Par un jugement n° 2204653 du 16 septembre 2022, le tribunal administratif de Lyon a rejeté cette demande.

Procédure devant la cour

Par une requête enregistrée le 14 octobre 2022, M. B..., représenté par la SELARL Bescou et Sabatier Avocats Associés, agissant par Me Bescou, demande à la cour :

1°) d'annuler ce jugement du 16 septembre 2022 du tribunal administratif de Lyon ;

2°) d'annuler l'arrêté de la préfète de l'Ain du 23 mai 2022 ;

3°) d'enjoindre à la préfète de l'Ain de lui délivrer une carte de séjour temporaire portant la mention " vie privée et familiale " ou " salarié ", ou à tout le moins de réexaminer sa situation, dans le délai d'un mois à compter de la notification de l'arrêt à intervenir, sous une astreinte de 100 euros par jour de retard ;

4°) de mettre à la charge de l'Etat le paiement d'une somme de 1 200 euros en application de l'article L. 761-1 du code de justice administrative.

Il soutient que :

En ce qui concerne la décision de refus de titre de séjour :

- cette décision méconnaît l'article 8 de la convention européenne de sauvegarde des droits de l'homme et des libertés fondamentales et l'article L. 423-23 du code de l'entrée et du séjour des étrangers et du droit d'asile ;

- elle est entachée d'erreur manifeste d'appréciation dans l'application de l'article L. 435-1 du même code et la mise en œuvre du pouvoir général de régularisation dont dispose la préfète ;

- il remplit les conditions prévues par la circulaire du 28 novembre 2012 pour une régularisation à titre exceptionnel ;

- la décision de refus de titre de séjour est entachée d'une erreur manifeste d'appréciation des conséquences de ce refus sur sa situation personnelle ;

En ce qui concerne l'obligation de quitter le territoire français :

- cette décision est illégale en raison de l'illégalité de la décision de refus de titre de séjour ;

- elle méconnaît l'article 8 de la convention européenne de sauvegarde des droits de l'homme et des libertés fondamentales ;

En ce qui concerne la fixation du délai de départ volontaire :

- cette décision est illégale en raison de l'illégalité de la décision portant refus de délivrance d'un titre de séjour et de l'obligation de quitter le territoire français ;

En ce qui concerne la décision fixant le pays de destination :

- cette décision est illégale en raison de l'illégalité de la décision portant refus de délivrance d'un titre de séjour et de l'obligation de quitter le territoire français ;

En ce qui concerne la décision prononçant une interdiction de retour sur le territoire français :

- cette décision est illégale en raison de l'illégalité de la décision portant refus de délivrance d'un titre de séjour et de l'obligation de quitter le territoire français ;

- elle est entachée d'erreur d'appréciation dans l'application des dispositions des articles L. 612-8 et L. 612-10 du code de l'entrée et du séjour des étrangers et du droit d'asile ; la préfète de l'Ain ne justifie pas avoir fait application des quatre critères prévus par l'article L. 612-10.

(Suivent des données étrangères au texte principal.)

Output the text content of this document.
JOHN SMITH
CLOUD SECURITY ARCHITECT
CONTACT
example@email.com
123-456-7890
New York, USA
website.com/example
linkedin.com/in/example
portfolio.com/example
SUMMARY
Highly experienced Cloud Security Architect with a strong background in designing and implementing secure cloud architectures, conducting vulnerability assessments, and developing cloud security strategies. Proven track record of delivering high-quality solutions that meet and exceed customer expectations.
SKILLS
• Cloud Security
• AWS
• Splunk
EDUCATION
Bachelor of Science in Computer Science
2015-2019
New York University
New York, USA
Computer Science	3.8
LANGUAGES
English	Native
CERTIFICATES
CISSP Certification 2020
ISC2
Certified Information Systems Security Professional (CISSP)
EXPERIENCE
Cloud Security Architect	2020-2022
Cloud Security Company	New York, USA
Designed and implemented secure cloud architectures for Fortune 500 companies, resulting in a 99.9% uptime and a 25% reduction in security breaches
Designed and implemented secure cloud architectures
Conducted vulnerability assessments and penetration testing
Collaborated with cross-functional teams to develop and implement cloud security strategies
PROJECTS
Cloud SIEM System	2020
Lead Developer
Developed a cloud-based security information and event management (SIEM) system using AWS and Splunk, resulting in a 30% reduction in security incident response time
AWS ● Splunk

Par un mémoire en défense enregistré le 25 novembre 2022, la préfète de l'Ain conclut au rejet de la requête.

Elle fait valoir qu'aucun des moyens de la requête n'est fondé.

Vu les autres pièces du dossier ;

Vu :

- la convention européenne de sauvegarde des droits de l'homme et des libertés fondamentales ;

- l'accord du 9 octobre 1987 entre le Gouvernement de la République française et le Gouvernement du Royaume du Maroc en matière de séjour et d'emploi ;

- le code de l'entrée et du séjour des étrangers et du droit d'asile ;

- le code de justice administrative.

Le président de la formation de jugement ayant dispensé le rapporteur public, sur sa proposition, de prononcer des conclusions à l'audience ;

Les parties ayant été régulièrement averties du jour de l'audience ;

Après avoir entendu au cours de l'audience publique :

- le rapport de M. Joël Arnould, premier conseiller,

- et les observations de Me Guillaume, avocate, représentant M. B....

Considérant ce qui suit :

1. M. B..., ressortissant marocain né en février 2000, déclare être entré en France le 13 janvier 2017 sous couvert d'un passeport revêtu d'un visa de court séjour. Sa sœur de nationalité française a obtenu délégation de l'exercice de l'autorité parentale le concernant par un jugement du juge des affaires familiales du tribunal judiciaire de Bourg-en-Bresse rendu le 13 novembre 2017. Par une décision du 18 janvier 2018, le préfet de l'Ain a refusé de lui délivrer un titre de séjour portant la mention " étudiant " ou " vie privée et familiale ". Par un jugement du 29 mai suivant, le tribunal administratif de Lyon a rejeté la requête formée par l'intéressé contre ce refus. Par des décisions du 23 avril 2020, la préfète de l'Ain a rejeté une nouvelle demande de délivrance d'un titre de séjour déposée par M. B..., et lui a fait obligation de quitter le territoire français dans un délai de trente jours. Le 5 janvier 2022, M. B... a sollicité une nouvelle fois la délivrance d'une carte de séjour temporaire. Par un arrêté du 23 mai 2022, la préfète de l'Ain lui a opposé un refus, lui a fait obligation de quitter le territoire français dans un délai de trente jours, a fixé le pays de destination de cette mesure d'éloignement et lui a fait interdiction de retour sur le territoire français pour une durée d'un an. M. B... relève appel du jugement du 16 septembre 2022 par lequel le tribunal administratif de Lyon a rejeté sa demande tendant à l'annulation de cet arrêté.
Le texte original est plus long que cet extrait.